C’est notre quotidien et notre existence qui, par ces enquêtes mal documentées, sont salis. Nous sommes, à chaque saillie médiatique, stigmatisés en tant que pollueurs. On charge la mule agricole pour se donner bonne conscience et oublier ses propres négligences.
Ce que nous souhaitons, nous agriculteurs, c’est faire comprendre que nous travaillons pour vous, consommateurs. L’agriculture d’aujourd’hui est conduite par des paysans responsables, respectant la vie et les saisons et créant des emplois non-délocalisables.
Les producteurs agonisent des mensonges de la part de certains « écologistes » – que l’on n’entendra plus lorsqu’il n’y aura plus de paysans français et que les produits viendront, abondamment arrosés de pesticides, d’autres pays aux règles moins exigeantes.
Les producteurs français agonisent et se battent pour ne pas disparaître alors qu’ils doivent obéir aux règles, rivaliser avec une concurrence déloyale, y compris des voisins européens, et satisfaire les demandes de plus en plus exigeantes des consommateurs qui veulent des produits parfaits en toute saison. Alors, comment faire ?
En France nous traitons oui, en bio comme en conventionnel, et quand nous traitons, nous ne le faisons pas par plaisir mais par nécessité sanitaire : tavelure, oidium, carpocapse, pucerons, punaises, psylles, thrips, mouche de la cerise ou de l’olive sont autant de vecteurs de ravageurs de nos productions, et de maladies pour le consommateur. Toutes ces pratiques sont strictement encadrées (analyses de résidus, etc.) et accompagnées.
La France souffre de schizophrénie : on accepte le progrès de la médecine, mais pas celui du monde paysan, dont on entretient une identité bucolique. On focalise sur les agriculteurs la peur de l’avenir d’une société malade d’être trop connectée, où tout va si vite qu’on en oublie le rythme de la vie. Nous dénonçons ici une vision passéiste de l’agriculture, alors que, nous nous efforçons de construire à présent un avenir.
Nous avons le devoir de nourrir la France, d’y garantir des produits de qualité, qu’ils soient en production biologique ou raisonnée. Nos pratiques évoluent comme elles ont toujours évolué, pour répondre au mieux aux nombreuses attentes vis-à-vis de l’agriculture. Mais le consommateur également doit prendre ses engagements citoyens :
Êtes-vous prêts à acheter des fruits et légumes pas forcément beaux, ni calibrés, ni hors-saison ? Êtes-vous prêts à payer vos produits au juste prix ? Aujourd’hui sur 100 € que vous dépensez pour l’alimentaire, 8 € revient au producteur[1]. Enfin, êtes-vous prêts à raisonner vos constructions et l’urbanisation pour que 26m2 de terre cultivable cessent de disparaitre chaque seconde ?

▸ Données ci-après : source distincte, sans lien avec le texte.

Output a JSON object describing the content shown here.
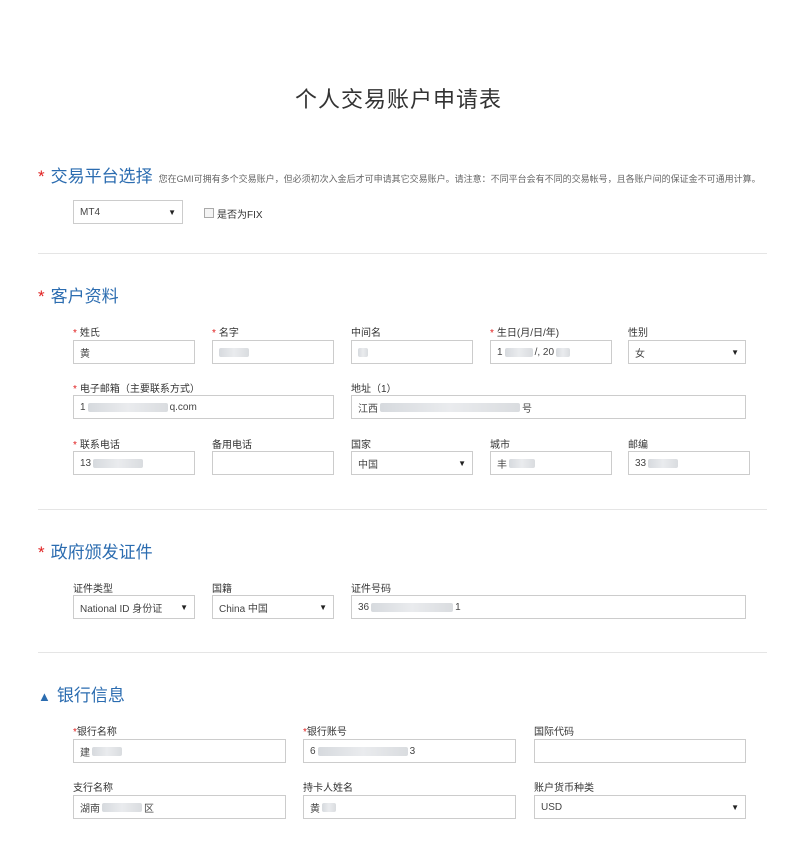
{
  "page_title": "个人交易账户申请表",
  "platform": {
    "heading": "交易平台选择",
    "note": "您在GMI可拥有多个交易账户，但必须初次入金后才可申请其它交易账户。请注意：不同平台会有不同的交易帐号，且各账户间的保证金不可通用计算。",
    "select_value": "MT4",
    "fix_label": "是否为FIX"
  },
  "customer": {
    "heading": "客户资料",
    "last_name_label": "姓氏",
    "last_name_value": "黄",
    "first_name_label": "名字",
    "first_name_value": "",
    "middle_name_label": "中间名",
    "middle_name_value": "",
    "birthday_label": "生日(月/日/年)",
    "birthday_prefix": "1",
    "birthday_suffix": "/, 20",
    "gender_label": "性别",
    "gender_value": "女",
    "email_label": "电子邮箱（主要联系方式）",
    "email_prefix": "1",
    "email_suffix": "q.com",
    "address_label": "地址（1）",
    "address_prefix": "江西",
    "address_suffix": "号",
    "phone_label": "联系电话",
    "phone_prefix": "13",
    "alt_phone_label": "备用电话",
    "alt_phone_value": "",
    "country_label": "国家",
    "country_value": "中国",
    "city_label": "城市",
    "city_prefix": "丰",
    "zip_label": "邮编",
    "zip_prefix": "33"
  },
  "government_id": {
    "heading": "政府颁发证件",
    "type_label": "证件类型",
    "type_value": "National ID 身份证",
    "nationality_label": "国籍",
    "nationality_value": "China 中国",
    "number_label": "证件号码",
    "number_prefix": "36",
    "number_suffix": "1"
  },
  "bank": {
    "heading": "银行信息",
    "bank_name_label": "银行名称",
    "bank_name_prefix": "建",
    "account_label": "银行账号",
    "account_prefix": "6",
    "account_suffix": "3",
    "intl_code_label": "国际代码",
    "intl_code_value": "",
    "branch_label": "支行名称",
    "branch_prefix": "湖南",
    "branch_suffix": "区",
    "holder_label": "持卡人姓名",
    "holder_prefix": "黄",
    "currency_label": "账户货币种类",
    "currency_value": "USD"
  }
}
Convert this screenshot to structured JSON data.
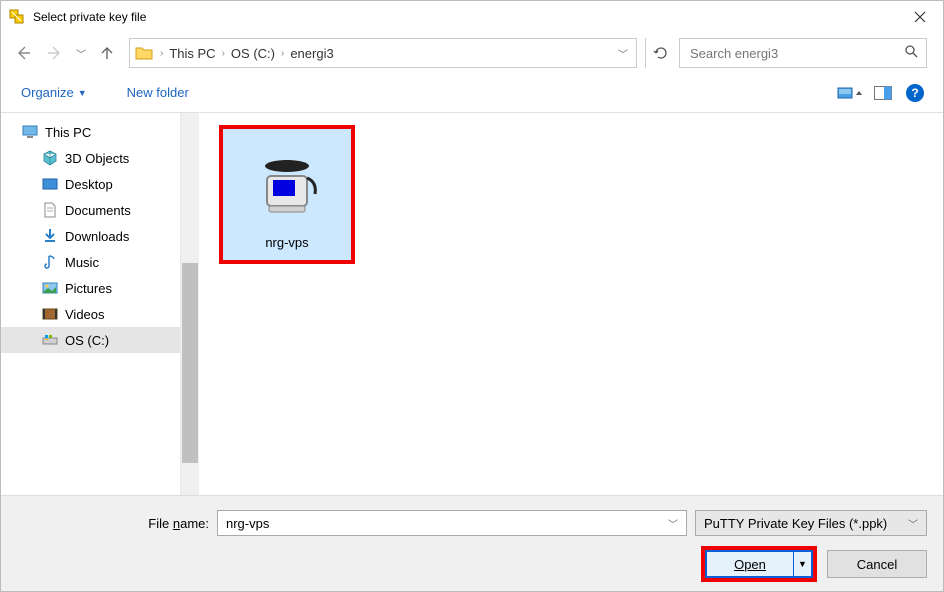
{
  "title": "Select private key file",
  "breadcrumbs": [
    "This PC",
    "OS (C:)",
    "energi3"
  ],
  "search_placeholder": "Search energi3",
  "toolbar": {
    "organize": "Organize",
    "new_folder": "New folder"
  },
  "sidebar": {
    "root": "This PC",
    "items": [
      {
        "label": "3D Objects"
      },
      {
        "label": "Desktop"
      },
      {
        "label": "Documents"
      },
      {
        "label": "Downloads"
      },
      {
        "label": "Music"
      },
      {
        "label": "Pictures"
      },
      {
        "label": "Videos"
      },
      {
        "label": "OS (C:)",
        "selected": true
      }
    ]
  },
  "content": {
    "file": {
      "name": "nrg-vps"
    }
  },
  "footer": {
    "filename_label": "File name:",
    "filename_value": "nrg-vps",
    "filetype": "PuTTY Private Key Files (*.ppk)",
    "open": "Open",
    "cancel": "Cancel"
  }
}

Produire est un défi quotidien, que nous ne relèverons pas sans vous, sans votre aide, sans votre considération.
Jérôme Mazely,
Producteur de fruits,
Président des Jeunes Agriculteurs Bouches-du-Rhône.
[1] M6 et son reportage Zone Interdite sur les pommes, Canal Plus et son reportage Spécial Investigation sur les vignobles français, etc.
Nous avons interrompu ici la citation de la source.